How we can improve the way we prepare students for college-level coursework
Photo of Academic Dean Bridget Terry Long

A growing body of research suggests that college remediation programs — meant to bolster the skills of students deemed underprepared for the rigors of postsecondary study — seem to make very little positive difference to students, and may even have a negative effect on overall success in college.

A consensus for change is developing, but as Bridget Terry Long points out in a new policy proposal commissioned by the Hamilton Project, reform efforts often sidestep substantial questions about how to improve academic preparation and — importantly — help students avoid remedial placement altogether.

Conversations about access to higher education often focus on affordability issues, but poor academic preparation is an equally significant barrier to success in college, says Long, academic dean at the Harvard Graduate School of Education. Studies show that more than one-third of all first-year college students are required — as a result of placement tests — to take some form of remedial coursework in either English or mathematics; the number is far higher at some institutions. But these courses — in which students are effectively paying college-level prices for high-school classes — often don’t count toward degree requirements and can significantly delay a student’s progress, making it more likely that impediments will arise. A prolonged path to a degree can also affect the financial aid picture, due to time limits in aid eligibility, potentially putting graduation out of reach.

“The fact that we have 35 to 40 percent of our first-year students going into remediation — or developmental courses, as they are sometimes called — has so many important implications,” says Long. Among other concerns, “it raises the question of whether or not students are actually getting postsecondary training in college, or whether the higher education system is spending too much time simply trying to address the problems of the K-12 system.”

In her policy memo, outlined at a June 2014 conference called Addressing America’s Poverty Crisis, Long offers three recommendations for addressing the academic preparation problem and thinking “much more deliberately about how to help students.”

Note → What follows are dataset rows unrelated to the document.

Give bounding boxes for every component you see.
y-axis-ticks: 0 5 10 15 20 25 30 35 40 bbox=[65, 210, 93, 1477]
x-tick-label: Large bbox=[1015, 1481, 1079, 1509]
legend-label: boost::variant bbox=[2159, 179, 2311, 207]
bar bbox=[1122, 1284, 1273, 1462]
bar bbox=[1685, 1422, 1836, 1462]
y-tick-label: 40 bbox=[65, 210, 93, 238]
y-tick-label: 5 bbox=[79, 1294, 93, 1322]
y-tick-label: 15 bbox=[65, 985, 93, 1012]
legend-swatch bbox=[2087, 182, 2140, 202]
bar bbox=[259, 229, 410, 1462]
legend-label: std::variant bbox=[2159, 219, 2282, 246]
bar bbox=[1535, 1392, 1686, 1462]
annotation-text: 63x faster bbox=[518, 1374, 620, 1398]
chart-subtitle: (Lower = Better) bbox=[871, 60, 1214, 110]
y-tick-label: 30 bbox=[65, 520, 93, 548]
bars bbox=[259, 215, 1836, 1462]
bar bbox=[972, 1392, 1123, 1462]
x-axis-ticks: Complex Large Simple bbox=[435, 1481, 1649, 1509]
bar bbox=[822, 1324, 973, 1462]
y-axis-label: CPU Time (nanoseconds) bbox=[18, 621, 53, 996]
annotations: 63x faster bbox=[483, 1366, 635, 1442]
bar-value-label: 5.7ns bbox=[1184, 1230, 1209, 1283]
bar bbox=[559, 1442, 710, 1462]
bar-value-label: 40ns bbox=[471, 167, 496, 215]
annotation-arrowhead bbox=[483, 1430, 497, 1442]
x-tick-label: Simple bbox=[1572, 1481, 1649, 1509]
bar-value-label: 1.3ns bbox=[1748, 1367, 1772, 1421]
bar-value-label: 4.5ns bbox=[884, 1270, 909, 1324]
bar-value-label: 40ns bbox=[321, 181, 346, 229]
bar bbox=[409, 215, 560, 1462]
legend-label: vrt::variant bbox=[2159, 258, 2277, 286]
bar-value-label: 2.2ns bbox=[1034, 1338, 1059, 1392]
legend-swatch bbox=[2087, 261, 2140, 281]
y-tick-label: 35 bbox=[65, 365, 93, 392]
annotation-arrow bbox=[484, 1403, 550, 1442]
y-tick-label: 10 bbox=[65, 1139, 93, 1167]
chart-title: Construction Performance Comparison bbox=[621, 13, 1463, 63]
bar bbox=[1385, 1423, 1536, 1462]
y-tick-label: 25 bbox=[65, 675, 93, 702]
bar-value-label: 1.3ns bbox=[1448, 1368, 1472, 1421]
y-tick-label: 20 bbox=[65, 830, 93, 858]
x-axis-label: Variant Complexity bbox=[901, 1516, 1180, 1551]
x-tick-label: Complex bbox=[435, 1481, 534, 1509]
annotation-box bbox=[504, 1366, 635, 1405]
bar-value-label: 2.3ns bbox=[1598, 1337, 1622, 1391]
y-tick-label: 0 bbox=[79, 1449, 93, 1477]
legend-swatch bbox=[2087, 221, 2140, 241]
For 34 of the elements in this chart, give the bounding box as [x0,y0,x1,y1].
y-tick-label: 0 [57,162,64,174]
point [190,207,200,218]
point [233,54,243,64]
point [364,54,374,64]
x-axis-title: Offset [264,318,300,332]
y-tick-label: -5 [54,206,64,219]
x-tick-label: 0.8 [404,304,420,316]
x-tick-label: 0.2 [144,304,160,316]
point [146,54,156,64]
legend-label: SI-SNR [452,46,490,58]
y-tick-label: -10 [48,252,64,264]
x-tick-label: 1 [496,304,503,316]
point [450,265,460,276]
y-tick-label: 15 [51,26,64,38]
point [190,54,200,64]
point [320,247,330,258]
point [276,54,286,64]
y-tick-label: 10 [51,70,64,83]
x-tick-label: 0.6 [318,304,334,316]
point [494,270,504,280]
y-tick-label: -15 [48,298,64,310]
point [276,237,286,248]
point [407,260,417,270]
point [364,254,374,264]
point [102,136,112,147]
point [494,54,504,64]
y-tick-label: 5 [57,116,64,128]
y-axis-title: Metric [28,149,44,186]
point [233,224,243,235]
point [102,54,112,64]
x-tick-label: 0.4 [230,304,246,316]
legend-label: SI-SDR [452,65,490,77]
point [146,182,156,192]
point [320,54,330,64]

  • Improve the assessment process. Better assessment will help colleges tailor their support services and reduce the number of students who are unnecessarily placed into remediation. Rather than relying on a single assessment test, institutions could use a variety of other measures, such as high school grade point average and courses taken. Long says that current assessment methods and benchmarks vary widely, even among public universities within the same state. For instance, when she and her colleagues looked at Florida’s experience in the early 2000s, “we saw that institutions were applying the state policy differently. Some institutions let students retake the test as many times as they wanted until they could pass out of remediation, while others did not,” she says. Such differences contributed to another potential inequity, as more affluent students knew to push for the chance to retake the test, while others accepted the results and entered the long process of remediation.
     
  • Improve the remediation services. By using technology, one-to-one support services, and innovative pedagogies, college remediation programs could do a much better and faster job of helping to prepare students for future success in college-level courses. Various approaches — mainstreaming (placing students into college-level courses and providing additional supports), linked remedial and college-level courses, and technology-enhanced learning (for example, using short, computer-based modules to reinforce difficult subjects) — have all showed benefits in pilot programs. The idea is to look beyond the large classrooms and “chalk and talk” approaches that may not have worked the first time around.
     
  • Reduce the need for remediation. Students and families often believe, understandably, that if they meet the requirements for high school graduation, it means they are prepared for postsecondary study. This is often not the case. Better alignment between K-12 and postsecondary curricula — and more cohesive standards for exiting high school and entering college — could help eliminate confusion and gaps. Several states, including California, Ohio, North Carolina, and Kentucky, are encouraging students to take college readiness assessments in high school so that they can use this early information to make better high school course selections and avoid remediation altogether.